Here, the method of reading the relevant file content of the decision-making action of the unmanned aerial vehicle depends on the format and the storage manner of the relevant file content. If the relevant file content is stored in XML format, it can be read using DOM or SAX parser in Java. If the associated file content is stored in binary format, a corresponding library is required to be used for reading.
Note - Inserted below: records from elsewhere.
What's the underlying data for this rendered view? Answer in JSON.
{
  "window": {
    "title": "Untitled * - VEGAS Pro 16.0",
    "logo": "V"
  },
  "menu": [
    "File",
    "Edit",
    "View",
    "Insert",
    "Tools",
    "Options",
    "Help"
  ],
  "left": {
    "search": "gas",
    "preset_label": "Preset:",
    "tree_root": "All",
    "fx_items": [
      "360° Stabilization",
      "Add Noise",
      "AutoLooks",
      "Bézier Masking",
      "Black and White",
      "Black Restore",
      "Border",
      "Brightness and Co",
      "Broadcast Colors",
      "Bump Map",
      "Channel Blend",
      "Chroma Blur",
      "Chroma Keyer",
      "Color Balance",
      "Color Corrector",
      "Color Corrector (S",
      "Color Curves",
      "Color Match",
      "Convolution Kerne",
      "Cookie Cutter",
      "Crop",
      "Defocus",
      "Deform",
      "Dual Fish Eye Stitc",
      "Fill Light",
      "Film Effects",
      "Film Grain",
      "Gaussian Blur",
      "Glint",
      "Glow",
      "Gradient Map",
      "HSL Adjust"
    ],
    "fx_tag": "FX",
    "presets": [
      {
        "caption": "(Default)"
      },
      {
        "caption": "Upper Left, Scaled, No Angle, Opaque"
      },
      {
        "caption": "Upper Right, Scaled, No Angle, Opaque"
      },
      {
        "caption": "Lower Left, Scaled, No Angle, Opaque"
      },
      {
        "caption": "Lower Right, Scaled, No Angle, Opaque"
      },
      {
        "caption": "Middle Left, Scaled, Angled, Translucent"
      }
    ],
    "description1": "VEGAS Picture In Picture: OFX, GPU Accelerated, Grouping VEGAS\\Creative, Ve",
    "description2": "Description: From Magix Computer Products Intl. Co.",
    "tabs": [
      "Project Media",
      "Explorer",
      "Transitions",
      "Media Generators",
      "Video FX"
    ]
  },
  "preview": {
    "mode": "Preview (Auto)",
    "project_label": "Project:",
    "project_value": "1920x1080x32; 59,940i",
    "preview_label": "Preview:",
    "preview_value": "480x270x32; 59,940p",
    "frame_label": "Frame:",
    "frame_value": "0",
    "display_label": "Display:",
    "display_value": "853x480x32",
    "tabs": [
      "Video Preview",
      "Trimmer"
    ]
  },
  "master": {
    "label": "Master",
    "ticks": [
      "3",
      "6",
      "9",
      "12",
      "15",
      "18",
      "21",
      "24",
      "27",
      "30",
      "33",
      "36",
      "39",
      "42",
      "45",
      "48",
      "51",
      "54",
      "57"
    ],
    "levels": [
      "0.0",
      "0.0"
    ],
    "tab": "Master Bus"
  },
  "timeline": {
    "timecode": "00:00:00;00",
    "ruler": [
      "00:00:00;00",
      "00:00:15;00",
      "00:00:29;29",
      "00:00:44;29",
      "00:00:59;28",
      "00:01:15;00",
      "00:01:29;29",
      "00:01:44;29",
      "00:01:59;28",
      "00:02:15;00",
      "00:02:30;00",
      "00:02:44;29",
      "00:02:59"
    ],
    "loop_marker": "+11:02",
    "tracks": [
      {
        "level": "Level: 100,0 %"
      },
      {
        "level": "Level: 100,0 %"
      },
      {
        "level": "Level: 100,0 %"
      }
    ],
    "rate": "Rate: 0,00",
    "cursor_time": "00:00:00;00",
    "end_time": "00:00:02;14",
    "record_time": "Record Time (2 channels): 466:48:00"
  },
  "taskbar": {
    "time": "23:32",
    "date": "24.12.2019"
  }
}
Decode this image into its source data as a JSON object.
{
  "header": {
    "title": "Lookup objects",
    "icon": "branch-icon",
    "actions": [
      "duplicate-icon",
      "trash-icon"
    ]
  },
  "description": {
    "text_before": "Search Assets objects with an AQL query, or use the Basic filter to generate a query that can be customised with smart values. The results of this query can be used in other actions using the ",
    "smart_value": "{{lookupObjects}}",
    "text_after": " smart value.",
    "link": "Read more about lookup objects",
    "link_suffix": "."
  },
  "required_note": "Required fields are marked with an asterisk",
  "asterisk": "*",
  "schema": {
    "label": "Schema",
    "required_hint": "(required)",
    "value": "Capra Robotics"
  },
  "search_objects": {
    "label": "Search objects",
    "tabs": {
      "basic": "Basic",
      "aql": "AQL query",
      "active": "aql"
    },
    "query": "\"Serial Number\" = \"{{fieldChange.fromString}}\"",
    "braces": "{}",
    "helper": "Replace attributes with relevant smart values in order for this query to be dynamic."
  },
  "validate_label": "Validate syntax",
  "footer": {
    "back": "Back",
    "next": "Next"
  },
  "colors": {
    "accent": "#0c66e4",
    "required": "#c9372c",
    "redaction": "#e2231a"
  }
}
Here, the structured object is a structured object that corresponds to the content of the related file and is convenient to traverse.
Based on the above embodiment, step 120 includes:
step 121, determining a branch node of a structured object corresponding to the related file content;
and step 122, converting the logic nodes in the behavior tree into grammar tree nodes for describing the logic of the corresponding nodes based on the node types corresponding to the branch nodes, and obtaining the logic grammar tree.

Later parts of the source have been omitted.